Length and height must be measured accurately. Hasty measurements derived from marks made on paper at an infant’s foot and head while the infant is squirming on the paper on the examining table are useless. Infants must be measured on a firm horizontal surface with a permanently attached rule, a stationary plate perpendicular to the rule for the head, and a movable perpendicular plate for the feet. One person should hold the head stable while another makes sure the knees are straight and the feet are firm against the movable plate. Children over age 2 are measured standing up. Standing height is on the average 1.25 cm less than supine length, and it is essential to record the position of measurement each time during the change over from lying to standing height at 2 to 3 years of age; shifting from supine height at 2 years to standing height at 2½ years can falsely suggest an inadequate growth rate over that 6-month period.
These measurements cannot be accurately performed with the measuring rod that projects above the common weight scale; the rod is too flexible, and the scale footplate will in fact drop lower when the patient stands on it. Instead, height should be measured with the child standing back to the wall with heels at the wall, ankles together, and knees and spine straight against a vertical metal rule permanently attached to the wall or to a wide upright board. The child’s head is to be horizontal with the eyes looking ahead and the chin gently elevated if necessary. Height is measured at the top of the head by a sliding perpendicular plate (or square wooden block). A Harpenden stadiometer is a mechanical measuring device capable of such accurate measurement. It is preferable to measure in the metric system, because the smaller gradations make measurements more accurate by minimizing the effect of rounding off numbers.
Growth is not constant but is characterized by short spurts and periods of slowed growth. The interval between growth measurements should be adequate to allow an accurate evaluation of growth velocity. Appropriate sampling intervals vary with age but should not be less than 3 months in childhood, with a 6-month interval being optimal.

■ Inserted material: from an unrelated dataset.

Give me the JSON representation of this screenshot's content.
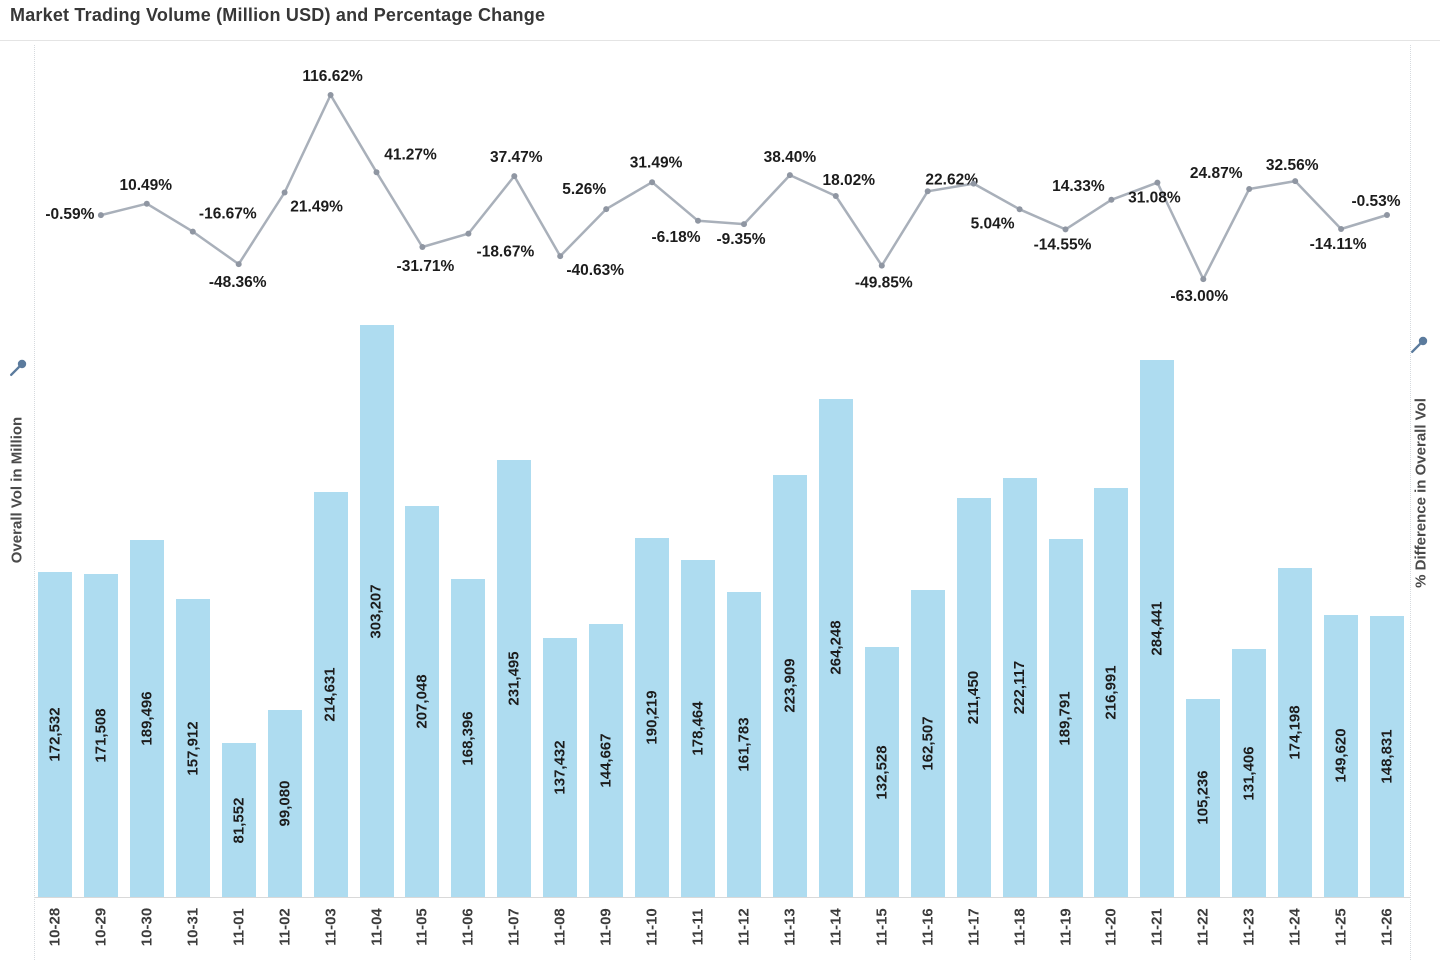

The problem of measuring the growth rate of children with orthopedic deformities or contractures is significant, because these patients may have nutritional and/or endocrine disorders as well. The measurement of knee height, tibial length, or upper arm length correlates well with standing height (r = 0.97); thus, these measurements may be translated, using special linear regression equations, into total height, which is then plotted on standard growth charts. Specialized laser-calibrated devices to measure tibial length (kneeometry) are reported to be accurate for assessment of short-term growth down to weekly intervals.